LONDON - More than a quarter of the candidates chosen by Britain's political parties to fight next year's general election have no experience of any career other than politics.
A survey of 782 prospective parliamentary candidates - 94 per cent of those selected so far, excluding sitting MPs - shows that a greater than ever number are political professionals who have gone from university into a political job as an adviser or researcher.
One in three Conservative candidates are employed full-time as party functionaries or MPs' advisers, despite leader David Cameron's efforts to recruit more MPs with real-life experience.
In May, Cameron announced that he was making the Conservatives' candidates list open even to those who were not paid-up party members, in the hope that fewer "robots" would be elected to Parliament.
The one cheering piece of news for Cameron in the survey, compiled by the New Local Government Network think-tank, is that 46 per cent of Conservative candidates have a business background compared to just 18 per cent of Labour candidates.
The research shows that almost a third of the next batch of Conservatives and more than a quarter of Labour candidates have taken similar paths.
On the Tory side, 18 per cent work for the party and another 12 per cent are working for MPs. The figures for Labour are 14 per cent and 12 per cent.
The full-time professional politician is a relatively new phenomenon in British life.
In 1950, an Oxford academic named Herbert Nicholas carried out a survey of the professional backgrounds of the Conservative and Labour candidates.
He found only an "irreducible minimum" of 30 out of more than 1200 "whose entire life had been so soaked in politics that no other label would have meaning for them," including Winston Churchill and Herbert Morrison, grandfather of the current Business Secretary, Lord Peter Mandelson.
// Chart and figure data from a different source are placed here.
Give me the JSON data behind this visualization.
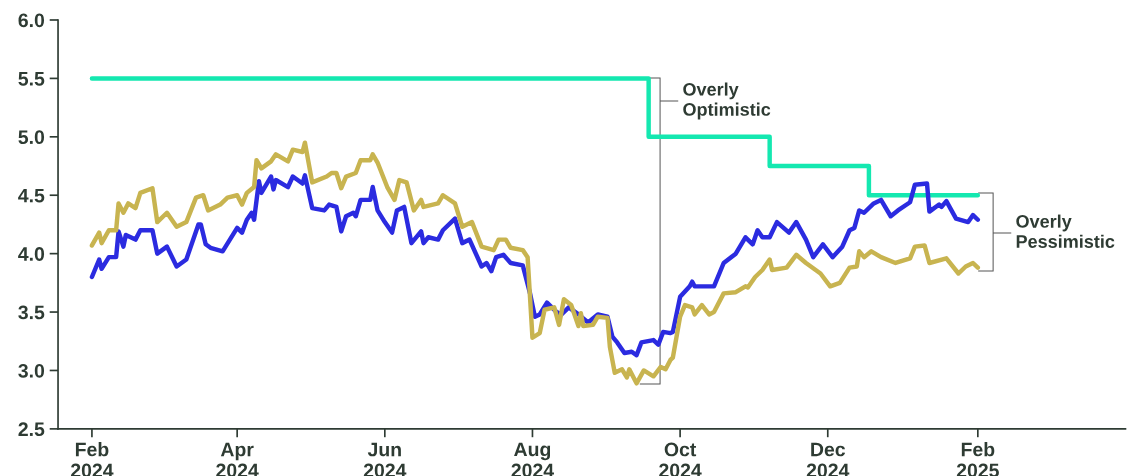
{
  "chart_data": {
    "type": "line",
    "xlim": [
      "2024-01-18",
      "2025-04-03"
    ],
    "xticks": [
      {
        "value": "2024-02-01",
        "label": "Feb\n2024"
      },
      {
        "value": "2024-04-01",
        "label": "Apr\n2024"
      },
      {
        "value": "2024-06-01",
        "label": "Jun\n2024"
      },
      {
        "value": "2024-08-01",
        "label": "Aug\n2024"
      },
      {
        "value": "2024-10-01",
        "label": "Oct\n2024"
      },
      {
        "value": "2024-12-01",
        "label": "Dec\n2024"
      },
      {
        "value": "2025-02-01",
        "label": "Feb\n2025"
      }
    ],
    "ylim": [
      2.5,
      6.0
    ],
    "yticks": [
      2.5,
      {
        "value": 3,
        "label": "3.0"
      },
      3.5,
      {
        "value": 4,
        "label": "4.0"
      },
      4.5,
      {
        "value": 5,
        "label": "5.0"
      },
      5.5,
      {
        "value": 6,
        "label": "6.0"
      }
    ],
    "grid": false,
    "legend": false,
    "series": [
      {
        "type": "step",
        "color": "#14e8b0",
        "x": [
          "2024-02-01",
          "2024-09-18",
          "2024-11-07",
          "2024-12-18",
          "2025-02-01"
        ],
        "values": [
          5.5,
          5.0,
          4.75,
          4.5,
          4.5
        ]
      },
      {
        "color": "#2b2be0",
        "x": [
          "2024-02-01",
          "2024-02-04",
          "2024-02-05",
          "2024-02-08",
          "2024-02-11",
          "2024-02-12",
          "2024-02-14",
          "2024-02-15",
          "2024-02-19",
          "2024-02-21",
          "2024-02-26",
          "2024-02-28",
          "2024-03-03",
          "2024-03-07",
          "2024-03-11",
          "2024-03-16",
          "2024-03-17",
          "2024-03-19",
          "2024-03-21",
          "2024-03-26",
          "2024-04-01",
          "2024-04-03",
          "2024-04-05",
          "2024-04-07",
          "2024-04-08",
          "2024-04-10",
          "2024-04-11",
          "2024-04-15",
          "2024-04-16",
          "2024-04-17",
          "2024-04-22",
          "2024-04-24",
          "2024-04-28",
          "2024-04-29",
          "2024-05-02",
          "2024-05-07",
          "2024-05-09",
          "2024-05-12",
          "2024-05-14",
          "2024-05-16",
          "2024-05-19",
          "2024-05-20",
          "2024-05-22",
          "2024-05-26",
          "2024-05-27",
          "2024-05-29",
          "2024-06-01",
          "2024-06-04",
          "2024-06-06",
          "2024-06-09",
          "2024-06-12",
          "2024-06-16",
          "2024-06-17",
          "2024-06-19",
          "2024-06-23",
          "2024-06-25",
          "2024-06-30",
          "2024-07-03",
          "2024-07-06",
          "2024-07-11",
          "2024-07-13",
          "2024-07-15",
          "2024-07-17",
          "2024-07-20",
          "2024-07-23",
          "2024-07-28",
          "2024-07-31",
          "2024-08-02",
          "2024-08-04",
          "2024-08-07",
          "2024-08-11",
          "2024-08-13",
          "2024-08-16",
          "2024-08-20",
          "2024-08-24",
          "2024-08-28",
          "2024-09-01",
          "2024-09-03",
          "2024-09-05",
          "2024-09-08",
          "2024-09-11",
          "2024-09-13",
          "2024-09-15",
          "2024-09-20",
          "2024-09-22",
          "2024-09-24",
          "2024-09-27",
          "2024-09-28",
          "2024-10-01",
          "2024-10-05",
          "2024-10-06",
          "2024-10-07",
          "2024-10-12",
          "2024-10-15",
          "2024-10-19",
          "2024-10-24",
          "2024-10-28",
          "2024-10-31",
          "2024-11-02",
          "2024-11-04",
          "2024-11-07",
          "2024-11-10",
          "2024-11-15",
          "2024-11-18",
          "2024-11-22",
          "2024-11-25",
          "2024-11-29",
          "2024-12-03",
          "2024-12-07",
          "2024-12-10",
          "2024-12-12",
          "2024-12-14",
          "2024-12-16",
          "2024-12-20",
          "2024-12-23",
          "2024-12-27",
          "2024-12-30",
          "2025-01-04",
          "2025-01-06",
          "2025-01-11",
          "2025-01-12",
          "2025-01-16",
          "2025-01-17",
          "2025-01-19",
          "2025-01-23",
          "2025-01-28",
          "2025-01-30",
          "2025-02-01"
        ],
        "values": [
          3.8,
          3.95,
          3.87,
          3.97,
          3.97,
          4.19,
          4.06,
          4.16,
          4.12,
          4.2,
          4.2,
          4.0,
          4.06,
          3.89,
          3.95,
          4.25,
          4.25,
          4.08,
          4.05,
          4.02,
          4.22,
          4.18,
          4.29,
          4.35,
          4.29,
          4.62,
          4.52,
          4.66,
          4.55,
          4.63,
          4.57,
          4.66,
          4.6,
          4.67,
          4.39,
          4.37,
          4.42,
          4.4,
          4.19,
          4.32,
          4.35,
          4.32,
          4.46,
          4.46,
          4.57,
          4.37,
          4.27,
          4.18,
          4.37,
          4.4,
          4.09,
          4.19,
          4.09,
          4.14,
          4.12,
          4.2,
          4.3,
          4.09,
          4.12,
          3.89,
          3.92,
          3.85,
          3.97,
          3.99,
          3.92,
          3.9,
          3.66,
          3.46,
          3.48,
          3.58,
          3.5,
          3.48,
          3.54,
          3.48,
          3.41,
          3.48,
          3.46,
          3.29,
          3.24,
          3.15,
          3.16,
          3.13,
          3.24,
          3.26,
          3.22,
          3.33,
          3.32,
          3.33,
          3.63,
          3.72,
          3.76,
          3.72,
          3.72,
          3.72,
          3.92,
          4.0,
          4.14,
          4.08,
          4.2,
          4.14,
          4.14,
          4.27,
          4.18,
          4.27,
          4.12,
          3.97,
          4.08,
          3.97,
          4.06,
          4.2,
          4.22,
          4.37,
          4.35,
          4.43,
          4.46,
          4.32,
          4.37,
          4.44,
          4.59,
          4.6,
          4.36,
          4.42,
          4.4,
          4.45,
          4.3,
          4.27,
          4.33,
          4.29
        ]
      },
      {
        "color": "#c8b450",
        "x": [
          "2024-02-01",
          "2024-02-04",
          "2024-02-05",
          "2024-02-08",
          "2024-02-11",
          "2024-02-12",
          "2024-02-14",
          "2024-02-16",
          "2024-02-19",
          "2024-02-21",
          "2024-02-26",
          "2024-02-28",
          "2024-03-03",
          "2024-03-07",
          "2024-03-11",
          "2024-03-15",
          "2024-03-18",
          "2024-03-20",
          "2024-03-25",
          "2024-03-28",
          "2024-04-01",
          "2024-04-03",
          "2024-04-05",
          "2024-04-08",
          "2024-04-09",
          "2024-04-11",
          "2024-04-15",
          "2024-04-17",
          "2024-04-22",
          "2024-04-24",
          "2024-04-28",
          "2024-04-29",
          "2024-05-02",
          "2024-05-08",
          "2024-05-10",
          "2024-05-12",
          "2024-05-14",
          "2024-05-16",
          "2024-05-20",
          "2024-05-22",
          "2024-05-26",
          "2024-05-27",
          "2024-05-29",
          "2024-06-02",
          "2024-06-05",
          "2024-06-07",
          "2024-06-10",
          "2024-06-13",
          "2024-06-16",
          "2024-06-17",
          "2024-06-23",
          "2024-06-25",
          "2024-06-30",
          "2024-07-03",
          "2024-07-07",
          "2024-07-11",
          "2024-07-16",
          "2024-07-18",
          "2024-07-21",
          "2024-07-23",
          "2024-07-28",
          "2024-07-30",
          "2024-08-01",
          "2024-08-04",
          "2024-08-06",
          "2024-08-10",
          "2024-08-12",
          "2024-08-14",
          "2024-08-17",
          "2024-08-20",
          "2024-08-21",
          "2024-08-22",
          "2024-08-26",
          "2024-08-28",
          "2024-09-01",
          "2024-09-02",
          "2024-09-04",
          "2024-09-07",
          "2024-09-09",
          "2024-09-10",
          "2024-09-13",
          "2024-09-16",
          "2024-09-20",
          "2024-09-23",
          "2024-09-25",
          "2024-09-27",
          "2024-09-28",
          "2024-10-01",
          "2024-10-03",
          "2024-10-06",
          "2024-10-07",
          "2024-10-10",
          "2024-10-13",
          "2024-10-15",
          "2024-10-19",
          "2024-10-24",
          "2024-10-28",
          "2024-10-29",
          "2024-11-01",
          "2024-11-04",
          "2024-11-07",
          "2024-11-08",
          "2024-11-14",
          "2024-11-18",
          "2024-11-22",
          "2024-11-28",
          "2024-12-02",
          "2024-12-06",
          "2024-12-10",
          "2024-12-13",
          "2024-12-14",
          "2024-12-16",
          "2024-12-19",
          "2024-12-23",
          "2024-12-29",
          "2025-01-04",
          "2025-01-06",
          "2025-01-10",
          "2025-01-12",
          "2025-01-19",
          "2025-01-24",
          "2025-01-27",
          "2025-01-30",
          "2025-02-01"
        ],
        "values": [
          4.07,
          4.18,
          4.09,
          4.2,
          4.2,
          4.43,
          4.35,
          4.43,
          4.39,
          4.52,
          4.56,
          4.27,
          4.35,
          4.23,
          4.27,
          4.48,
          4.5,
          4.37,
          4.42,
          4.48,
          4.5,
          4.42,
          4.52,
          4.57,
          4.8,
          4.73,
          4.79,
          4.85,
          4.79,
          4.89,
          4.87,
          4.95,
          4.61,
          4.66,
          4.69,
          4.69,
          4.56,
          4.66,
          4.69,
          4.8,
          4.8,
          4.85,
          4.78,
          4.57,
          4.46,
          4.63,
          4.61,
          4.37,
          4.46,
          4.4,
          4.43,
          4.5,
          4.43,
          4.23,
          4.27,
          4.06,
          4.03,
          4.12,
          4.12,
          4.05,
          4.03,
          3.97,
          3.28,
          3.32,
          3.52,
          3.54,
          3.39,
          3.61,
          3.56,
          3.38,
          3.49,
          3.38,
          3.39,
          3.46,
          3.45,
          3.2,
          2.98,
          3.01,
          2.94,
          3.01,
          2.89,
          3.0,
          2.95,
          3.03,
          3.01,
          3.09,
          3.11,
          3.46,
          3.56,
          3.54,
          3.48,
          3.56,
          3.48,
          3.5,
          3.66,
          3.67,
          3.72,
          3.71,
          3.8,
          3.86,
          3.95,
          3.86,
          3.88,
          3.99,
          3.92,
          3.83,
          3.72,
          3.75,
          3.88,
          3.89,
          4.02,
          3.97,
          4.02,
          3.97,
          3.92,
          3.96,
          4.06,
          4.07,
          3.92,
          3.96,
          3.83,
          3.89,
          3.92,
          3.88
        ]
      }
    ],
    "annotations": [
      "Overly\nOptimistic",
      "Overly\nPessimistic"
    ]
  }
}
They were easily outnumbered by 37 coal miners running for Labour, or 39 Conservative candidates whose inherited wealth meant that they had not had to work at all.
PATHWAYS TO POWER
Who: David Cameron
Job: Leader of the Opposition
Route: Went straight from university into a job at the Conservative Research Department. Has held only one job outside politics, with Carlton Television.
Who: David Miliband
Job: Foreign Secretary
Route: Joined the Labour think-tank, IPPR, at 24. From there he went to former PM Tony Blair's private office before entering Parliament.